BERLIN (Reuters) - The German cabinet backed a new draft law Wednesday that would make it harder to access child pornography online and easier to prosecute those who use it.
The bill will oblige Internet providers to block access to child porn sites by installing a “stop” sign when people try to enter them, the German ministries for justice, families and the economy said in a joint news conference.
“This is an important, decisive signal demonstrating our determination to fight child pornography,” Economy Minister Karl-Theodor zu Guttenberg told reporters.
Critics of the law, which is due to come into effect before a federal election in September, say the blocks can easily be circumvented and fail to address the root of the problem.
The ministers responsible conceded it would not deter persistent users, but said that blocking access was highly effective as a preventative measure, pointing to the success of similar laws passed in Scandinavia and elsewhere.

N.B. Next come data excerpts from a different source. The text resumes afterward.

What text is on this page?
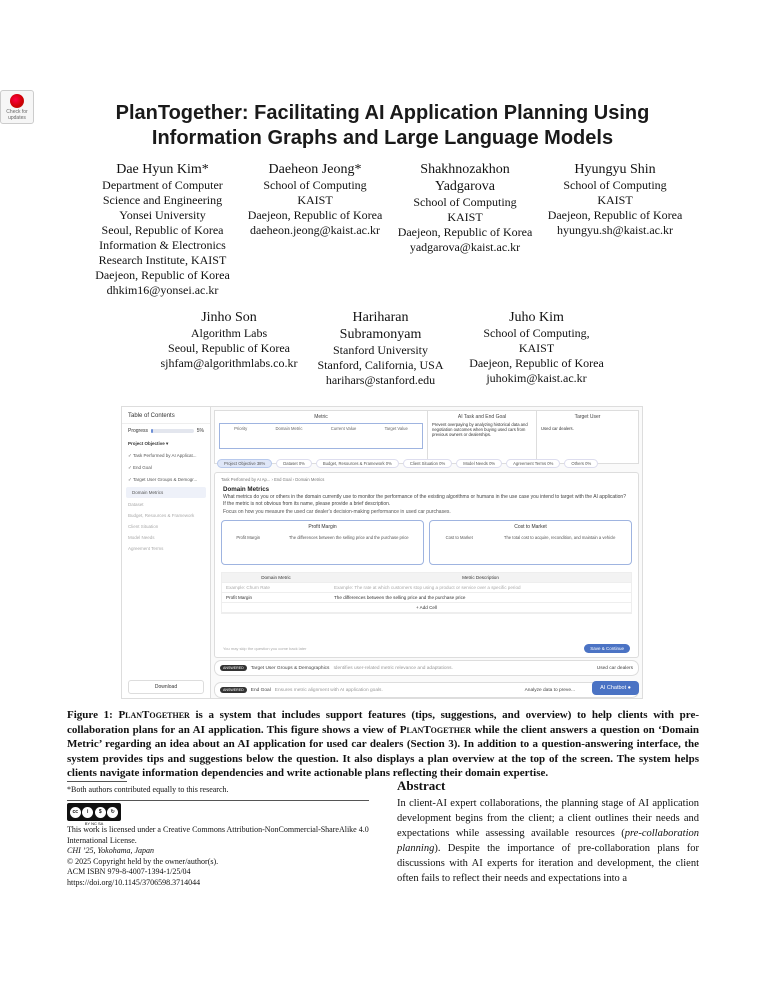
Check for updates	PlanTogether: Facilitating AI Application Planning Using Information Graphs and Large Language Models
Dae Hyun Kim*
Department of Computer
Science and Engineering
Yonsei University
Seoul, Republic of Korea
Information & Electronics
Research Institute, KAIST
Daejeon, Republic of Korea
dhkim16@yonsei.ac.kr
Daeheon Jeong*
School of Computing
KAIST
Daejeon, Republic of Korea
daeheon.jeong@kaist.ac.kr
Shakhnozakhon Yadgarova
School of Computing
KAIST
Daejeon, Republic of Korea
yadgarova@kaist.ac.kr
Hyungyu Shin
School of Computing
KAIST
Daejeon, Republic of Korea
hyungyu.sh@kaist.ac.kr
Jinho Son
Algorithm Labs
Seoul, Republic of Korea
sjhfam@algorithmlabs.co.kr
Hariharan Subramonyam
Stanford University
Stanford, California, USA
harihars@stanford.edu
Juho Kim
School of Computing,
KAIST
Daejeon, Republic of Korea
juhokim@kaist.ac.kr
Table of Contents
Progress	5%
Project Objective ▾
✓ Task Performed by AI Applicat...
✓ End Goal
✓ Target User Groups & Demogr...
Domain Metrics
Dataset
Budget, Resources & Framework
Client Situation
Model Needs
Agreement Terms
Download
Metric
Priority	Domain Metric	Current Value	Target Value
AI Task and End Goal
Prevent overpaying by analyzing historical data and negotiation outcomes when buying used cars from previous owners or dealerships.
Target User
Used car dealers.
Project Objective 38%	Dataset 0%	Budget, Resources & Framework 0%	Client Situation 0%	Model Needs 0%	Agreement Terms 0%	Others 0%
Task Performed by AI Ap... › End Goal › Domain Metrics
Domain Metrics
What metrics do you or others in the domain currently use to monitor the performance of the existing algorithms or humans in the use case you intend to target with the AI application? If the metric is not obvious from its name, please provide a brief description.
Focus on how you measure the used car dealer's decision-making performance in used car purchases.
Profit Margin
Profit Margin	The differences between the selling price and the purchase price
Cost to Market
Cost to Market	The total cost to acquire, recondition, and maintain a vehicle
Domain Metric	Metric Description
Example: Churn Rate	Example: The rate at which customers stop using a product or service over a specific period
Profit Margin	The differences between the selling price and the purchase price
+ Add Cell
You may skip the question you come back later	Save & Continue
ANSWERED	Target User Groups & Demographics Identifies user-related metric relevance and adaptations.	Used car dealers
ANSWERED	End Goal Ensures metric alignment with AI application goals.	Analyze data to preve...	AI Chatbot ●
Figure 1: PlanTogether is a system that includes support features (tips, suggestions, and overview) to help clients with pre-collaboration plans for an AI application. This figure shows a view of PlanTogether while the client answers a question on ‘Domain Metric’ regarding an idea about an AI application for used car dealers (Section 3). In addition to a question-answering interface, the system provides tips and suggestions below the question. It also displays a plan overview at the top of the screen. The system helps clients navigate information dependencies and write actionable plans reflecting their domain expertise.
*Both authors contributed equally to this research.
cc	i	$	↻
BY NC SA
This work is licensed under a Creative Commons Attribution-NonCommercial-ShareAlike 4.0 International License.
CHI ’25, Yokohama, Japan
© 2025 Copyright held by the owner/author(s).
ACM ISBN 979-8-4007-1394-1/25/04
https://doi.org/10.1145/3706598.3714044
Abstract
In client-AI expert collaborations, the planning stage of AI application development begins from the client; a client outlines their needs and expectations while assessing available resources (pre-collaboration planning). Despite the importance of pre-collaboration plans for discussions with AI experts for iteration and development, the client often fails to reflect their needs and expectations into a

In Germany, up to 450,000 attempts to access child porn could be prevented each year this way, Guttenberg told Wednesday’s edition of the Frankfurter Allgemeine Zeitung daily.
Data privacy activists have voiced concern the law could be used by authorities to create logs of internet users’ activity.
Justice Minister Brigitte Zypries said data would not be saved and that investigations against users of child porn would only be possible in “real time,” i.e. when they access sites.